Is Your Internal Audit Function Adding Value?

Many internal audit functions within organisations fail to add practical value that exceeds their costs. Why is this?
Firstly, it is our experience that an internal audit function is hard pressed to demonstrate and deliver value if not underpinned by a robust Enterprise-wide Risk Management (ERM) process.  In fact, where there is no ERM process in place, it is our recommendation that internal audit resources should first be applied in establishing an ERM process. 
The practical value-add of the ERM process and internal audit function is maximised when the ERM process is facilitated by the internal audit function.  We do not subscribe to the (theoretical) notion that these two functions should be separated within an organisation.  In our experience, this is not cost-effective.
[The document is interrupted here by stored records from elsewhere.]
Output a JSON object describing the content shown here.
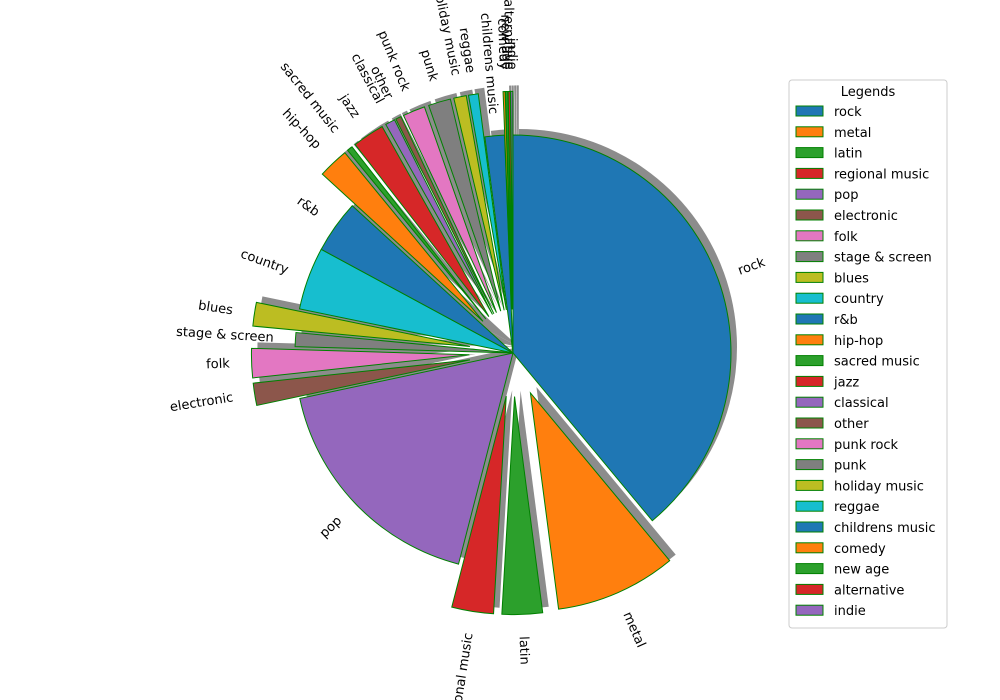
{
  "chart_data": {
    "type": "pie",
    "title": "",
    "legend_title": "Legends",
    "legend_position": "right",
    "shadow": true,
    "edge_color": "#008000",
    "shadow_color": "#8c8c8c",
    "start_angle_deg": 90,
    "direction": "clockwise",
    "slices": [
      {
        "label": "rock",
        "value": 37.8,
        "explode": 0.0,
        "color": "#1f77b4"
      },
      {
        "label": "metal",
        "value": 8.7,
        "explode": 0.2,
        "color": "#ff7f0e"
      },
      {
        "label": "latin",
        "value": 2.9,
        "explode": 0.2,
        "color": "#2ca02c"
      },
      {
        "label": "regional music",
        "value": 3.0,
        "explode": 0.2,
        "color": "#d62728"
      },
      {
        "label": "pop",
        "value": 17.1,
        "explode": 0.0,
        "color": "#9467bd"
      },
      {
        "label": "electronic",
        "value": 1.6,
        "explode": 0.2,
        "color": "#8c564b"
      },
      {
        "label": "folk",
        "value": 2.1,
        "explode": 0.2,
        "color": "#e377c2"
      },
      {
        "label": "stage & screen",
        "value": 1.0,
        "explode": 0.0,
        "color": "#7f7f7f"
      },
      {
        "label": "blues",
        "value": 1.7,
        "explode": 0.2,
        "color": "#bcbd22"
      },
      {
        "label": "country",
        "value": 4.5,
        "explode": 0.0,
        "color": "#17becf"
      },
      {
        "label": "r&b",
        "value": 3.8,
        "explode": 0.0,
        "color": "#1f77b4"
      },
      {
        "label": "hip-hop",
        "value": 2.2,
        "explode": 0.2,
        "color": "#ff7f0e"
      },
      {
        "label": "sacred music",
        "value": 0.4,
        "explode": 0.2,
        "color": "#2ca02c"
      },
      {
        "label": "jazz",
        "value": 2.3,
        "explode": 0.2,
        "color": "#d62728"
      },
      {
        "label": "classical",
        "value": 0.7,
        "explode": 0.2,
        "color": "#9467bd"
      },
      {
        "label": "other",
        "value": 0.4,
        "explode": 0.2,
        "color": "#8c564b"
      },
      {
        "label": "punk rock",
        "value": 1.6,
        "explode": 0.2,
        "color": "#e377c2"
      },
      {
        "label": "punk",
        "value": 1.6,
        "explode": 0.2,
        "color": "#7f7f7f"
      },
      {
        "label": "holiday music",
        "value": 0.9,
        "explode": 0.2,
        "color": "#bcbd22"
      },
      {
        "label": "reggae",
        "value": 0.7,
        "explode": 0.2,
        "color": "#17becf"
      },
      {
        "label": "childrens music",
        "value": 1.4,
        "explode": 0.0,
        "color": "#1f77b4"
      },
      {
        "label": "comedy",
        "value": 0.15,
        "explode": 0.2,
        "color": "#ff7f0e"
      },
      {
        "label": "new age",
        "value": 0.15,
        "explode": 0.2,
        "color": "#2ca02c"
      },
      {
        "label": "alternative",
        "value": 0.15,
        "explode": 0.2,
        "color": "#d62728"
      },
      {
        "label": "indie",
        "value": 0.15,
        "explode": 0.2,
        "color": "#9467bd"
      }
    ]
  }
}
Secondly, the term “risk-based internal audit” is most often misunderstood and misapplied. 
Risks should not only inform the annual plan of the internal audit function, but also the scope of each individual review. 
Without a contextualised view of the risks facing the entire organisation, together with an indication of where assurance is currently obtained, the Board or Audit Committee cannot make an informed decision on the most appropriate application of internal audit resources.
When not auditing towards a conclusion, it is very difficult to establish the exact scope and direction of individual internal audit reviews.  Every review should be risk-based. In other words, the auditing effort should culminate in a single conclusion. For example, “We are managing the risk of ‘Not procuring input product of an appropriate quality’ effectively and efficiently”.  This conclusion must be directly linked to a high-level risk on the Risk Register.  This level of feedback from an internal audit function will then allow the Board or Audit Committee to fulfil its mandate with regards to the appropriate management of key risks facing the organisation.
By providing overall, contextualised feedback on the risks within the Risk Register, as well as ensuring effective and efficient application of internal audit resources by auditing towards a conclusion, internal audit will maximise its contribution to the organisation and add practical value.